Normally, just the fact that a town has a football game isn't news.
But this season hasn't been normal for Muskegon Heights, and that made this weekend's game - a homecoming game against Ann Arbor’s Father Gabriel Richard High School - something to be celebrated.
And what a celebration it was.
The road was blocked off on Hume Street, near the high school football field for a block party, organized by Heights alumni. By 11 a.m. you could smell the meat cooking on grills up and down the street. Along the sidewalk were tents, each one for a different graduating class. Everything and everyone was decked out in orange and black, the colors of the Muskegon Heights Tigers.
"We have classes all the way from 1960s, 70s, 80s, all the way up to the 2000s," said organizer Kaja Thornton, who was getting ready to sweep out a bounce house for the kids.
"We have to stand united for our city right now," she said. "We’re going through some bad times right now, so we wanted to just come together, and say we stand united, we’re not for the foolishness, the violence, any of that. We just wanted to come together.”

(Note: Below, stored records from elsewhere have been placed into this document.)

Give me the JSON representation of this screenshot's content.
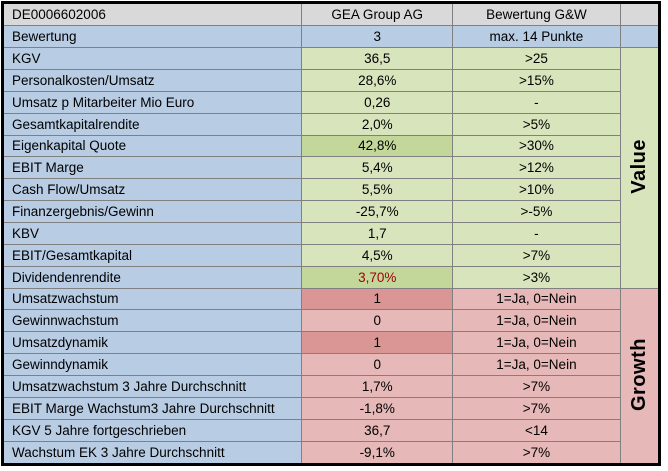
{
  "header": {
    "isin": "DE0006602006",
    "company": "GEA Group AG",
    "rating": "Bewertung G&W"
  },
  "bewertung": {
    "label": "Bewertung",
    "value": "3",
    "criteria": "max. 14 Punkte"
  },
  "value_section": {
    "label": "Value",
    "rows": [
      {
        "label": "KGV",
        "value": "36,5",
        "criteria": ">25"
      },
      {
        "label": "Personalkosten/Umsatz",
        "value": "28,6%",
        "criteria": ">15%"
      },
      {
        "label": "Umsatz p Mitarbeiter Mio Euro",
        "value": "0,26",
        "criteria": "-"
      },
      {
        "label": "Gesamtkapitalrendite",
        "value": "2,0%",
        "criteria": ">5%"
      },
      {
        "label": "Eigenkapital Quote",
        "value": "42,8%",
        "criteria": ">30%"
      },
      {
        "label": "EBIT Marge",
        "value": "5,4%",
        "criteria": ">12%"
      },
      {
        "label": "Cash Flow/Umsatz",
        "value": "5,5%",
        "criteria": ">10%"
      },
      {
        "label": "Finanzergebnis/Gewinn",
        "value": "-25,7%",
        "criteria": ">-5%"
      },
      {
        "label": "KBV",
        "value": "1,7",
        "criteria": "-"
      },
      {
        "label": "EBIT/Gesamtkapital",
        "value": "4,5%",
        "criteria": ">7%"
      },
      {
        "label": "Dividendenrendite",
        "value": "3,70%",
        "criteria": ">3%"
      }
    ]
  },
  "growth_section": {
    "label": "Growth",
    "rows": [
      {
        "label": "Umsatzwachstum",
        "value": "1",
        "criteria": "1=Ja, 0=Nein"
      },
      {
        "label": "Gewinnwachstum",
        "value": "0",
        "criteria": "1=Ja, 0=Nein"
      },
      {
        "label": "Umsatzdynamik",
        "value": "1",
        "criteria": "1=Ja, 0=Nein"
      },
      {
        "label": "Gewinndynamik",
        "value": "0",
        "criteria": "1=Ja, 0=Nein"
      },
      {
        "label": "Umsatzwachstum 3 Jahre Durchschnitt",
        "value": "1,7%",
        "criteria": ">7%"
      },
      {
        "label": "EBIT Marge Wachstum3 Jahre Durchschnitt",
        "value": "-1,8%",
        "criteria": ">7%"
      },
      {
        "label": "KGV 5 Jahre fortgeschrieben",
        "value": "36,7",
        "criteria": "<14"
      },
      {
        "label": "Wachstum EK 3 Jahre Durchschnitt",
        "value": "-9,1%",
        "criteria": ">7%"
      }
    ]
  },
  "colors": {
    "header_gray": "#d9d9d9",
    "info_blue": "#b8cce4",
    "value_green": "#d8e4bc",
    "value_green_highlight": "#c4d79b",
    "growth_pink": "#e6b8b7",
    "growth_rose": "#da9694",
    "negative_text_red": "#9c0006",
    "grid_border_gray": "#808080",
    "outer_border_black": "#000000"
  }
}
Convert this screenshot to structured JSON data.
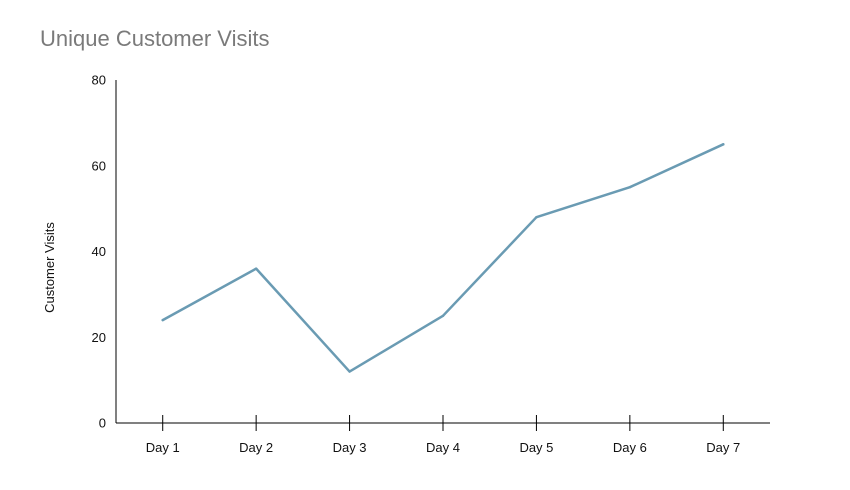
{
  "chart_data": {
    "type": "line",
    "title": "Unique Customer Visits",
    "xlabel": "",
    "ylabel": "Customer Visits",
    "categories": [
      "Day 1",
      "Day 2",
      "Day 3",
      "Day 4",
      "Day 5",
      "Day 6",
      "Day 7"
    ],
    "series": [
      {
        "values": [
          24,
          36,
          12,
          25,
          48,
          55,
          65
        ],
        "color": "#6a9bb3"
      }
    ],
    "ylim": [
      0,
      80
    ],
    "yticks": [
      0,
      20,
      40,
      60,
      80
    ],
    "yticklabels": [
      "0",
      "20",
      "40",
      "60",
      "80"
    ],
    "grid": false,
    "legend": "none"
  }
}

Most of the people here are a tight group. The Heights is a small town, home to less than 11,000 people, covering not quite four square miles.
But it's a town that's been in the news a lot lately. After a series of shootings, the first home football game of the year was called off. Leaders of from the opposing team said they were warned it might not be safe in the Heights. Then, last week's home game was moved across the state for the same reason. That means this Saturday's game, homecoming, was the first home game of the year.

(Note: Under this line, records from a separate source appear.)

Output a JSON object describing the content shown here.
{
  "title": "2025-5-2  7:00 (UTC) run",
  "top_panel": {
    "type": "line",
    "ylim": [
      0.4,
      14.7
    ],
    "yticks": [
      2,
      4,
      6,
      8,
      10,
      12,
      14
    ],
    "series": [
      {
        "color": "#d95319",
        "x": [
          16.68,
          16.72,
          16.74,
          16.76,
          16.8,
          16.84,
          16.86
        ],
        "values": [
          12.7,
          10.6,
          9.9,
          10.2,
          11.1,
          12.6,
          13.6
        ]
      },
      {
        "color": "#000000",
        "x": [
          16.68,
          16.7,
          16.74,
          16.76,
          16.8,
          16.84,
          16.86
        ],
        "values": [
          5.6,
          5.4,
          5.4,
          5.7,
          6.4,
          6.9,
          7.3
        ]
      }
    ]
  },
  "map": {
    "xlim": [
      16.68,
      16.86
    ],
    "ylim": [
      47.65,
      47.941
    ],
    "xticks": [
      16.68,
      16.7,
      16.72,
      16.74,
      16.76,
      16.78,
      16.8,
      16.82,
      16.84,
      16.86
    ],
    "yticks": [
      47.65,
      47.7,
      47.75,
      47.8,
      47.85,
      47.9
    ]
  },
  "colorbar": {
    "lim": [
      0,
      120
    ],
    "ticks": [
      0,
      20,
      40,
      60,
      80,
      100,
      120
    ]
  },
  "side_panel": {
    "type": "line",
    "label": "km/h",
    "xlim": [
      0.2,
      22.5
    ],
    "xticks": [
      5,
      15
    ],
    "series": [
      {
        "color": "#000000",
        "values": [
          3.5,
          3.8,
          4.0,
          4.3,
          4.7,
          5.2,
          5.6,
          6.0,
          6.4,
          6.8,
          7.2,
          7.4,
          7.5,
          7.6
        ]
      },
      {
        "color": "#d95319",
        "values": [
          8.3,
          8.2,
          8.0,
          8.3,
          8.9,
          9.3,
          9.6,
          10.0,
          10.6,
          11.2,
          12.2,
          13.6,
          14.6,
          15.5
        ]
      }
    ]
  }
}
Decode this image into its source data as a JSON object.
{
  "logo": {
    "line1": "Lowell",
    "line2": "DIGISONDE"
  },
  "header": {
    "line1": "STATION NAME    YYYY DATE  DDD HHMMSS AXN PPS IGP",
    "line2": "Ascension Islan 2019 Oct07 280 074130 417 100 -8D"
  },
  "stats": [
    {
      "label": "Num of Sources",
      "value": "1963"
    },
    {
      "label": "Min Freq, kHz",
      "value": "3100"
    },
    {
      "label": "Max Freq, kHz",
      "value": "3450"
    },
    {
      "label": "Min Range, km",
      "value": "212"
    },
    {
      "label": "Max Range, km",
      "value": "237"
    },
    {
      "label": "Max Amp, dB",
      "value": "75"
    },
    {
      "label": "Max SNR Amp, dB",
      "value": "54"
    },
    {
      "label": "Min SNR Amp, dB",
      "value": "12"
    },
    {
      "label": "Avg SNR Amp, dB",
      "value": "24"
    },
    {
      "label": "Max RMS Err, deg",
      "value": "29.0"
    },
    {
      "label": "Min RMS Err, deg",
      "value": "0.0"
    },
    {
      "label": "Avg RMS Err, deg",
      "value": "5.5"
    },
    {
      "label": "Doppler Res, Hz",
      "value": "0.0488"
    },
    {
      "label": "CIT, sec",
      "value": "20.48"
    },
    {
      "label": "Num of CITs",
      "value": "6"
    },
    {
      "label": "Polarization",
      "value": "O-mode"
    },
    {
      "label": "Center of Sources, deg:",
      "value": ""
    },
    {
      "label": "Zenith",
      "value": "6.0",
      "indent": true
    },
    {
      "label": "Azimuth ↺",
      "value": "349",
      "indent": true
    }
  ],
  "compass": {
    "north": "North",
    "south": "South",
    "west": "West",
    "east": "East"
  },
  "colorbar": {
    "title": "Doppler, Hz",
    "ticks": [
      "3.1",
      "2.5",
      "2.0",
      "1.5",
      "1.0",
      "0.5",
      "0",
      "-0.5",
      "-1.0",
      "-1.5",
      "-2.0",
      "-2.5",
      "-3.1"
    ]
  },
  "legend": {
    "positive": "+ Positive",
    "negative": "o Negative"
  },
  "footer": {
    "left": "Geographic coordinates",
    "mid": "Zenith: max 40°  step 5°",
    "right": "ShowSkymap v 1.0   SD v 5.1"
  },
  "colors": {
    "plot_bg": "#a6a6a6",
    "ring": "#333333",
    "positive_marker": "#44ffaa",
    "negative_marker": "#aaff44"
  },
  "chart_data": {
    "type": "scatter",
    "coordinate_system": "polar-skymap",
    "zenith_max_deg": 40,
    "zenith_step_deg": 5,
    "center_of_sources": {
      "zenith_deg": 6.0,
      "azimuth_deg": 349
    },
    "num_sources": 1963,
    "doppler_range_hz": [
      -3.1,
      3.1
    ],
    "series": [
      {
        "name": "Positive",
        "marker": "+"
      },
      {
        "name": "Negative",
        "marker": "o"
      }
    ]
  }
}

"I'm not ever afraid to come through Muskegon Heights. I've been in the Heights all my life. And I think a lot of people just take what they hear from the media and blow it up out of [proportion]." - Joe Warren, Muskegon Heights resident.
"With our team not playing at home, it hurts, you know, because the kids want to play in front of their fans," said Jimmy Purnell, a Muskegon Heights parent, and former head football coach for the high school.
But the celebration on Saturday wasn't just about football. It was about who gets to define a community.
"It’s a perception that people make of Muskegon Heights," said Joe Warren, a resident of the Heights, and president of the alumni association. "I’m not ever afraid to come through Muskegon Heights. I’ve been in the Heights all my life and I think a lot of people just take what they hear from the media and blow it up out of [proportion]."
And everyone I met on Hume Street wanted me to know that. In a place that was said to be unsafe for outsiders, I couldn't walk 10 steps without having someone come up to me, offering me food.
"You go place to place to place, everybody is sharing the food," said Rev. Aaron Lee Morris, one of the few people at the party not wearing orange and black. Morris told me he's from the town across the railroad tracks - Muskegon. He had on a red hat, for the Muskegon Big Reds. Still, he told me, red or orange, people here stick together.
"It’s a beautiful sight to see, and they don’t report this," he said. "This is what Muskegon Heights and Muskegon are all about. Because guess what? We are one community, and we support each other."
The grills kept going, plates kept passing, while much of the block party crowd headed into the stadium for the game.
The kickoff was at 1 p.m., one hour earlier than it was originally scheduled to be. The reason, once again, was safety concerns.
I went up in the stands and met the Kitchen family.
"This is our first time seeing our son play actually," said Alecia Kitchen, whose son Devon plays safety for the Tigers. "Actually all this stuff is just getting out of hand, and we should just be able to watch our kids … It’s a lot of stress on our kids. You know, I think it affects their performance and everything."
Out on the field, things didn’t really go the Tigers way. They lost to Father Gabriel Richard High School 44-0. It’s been that kind of season.
But this time, at least, when they came off the field, they were cheered, by their friends, by their family, by their community.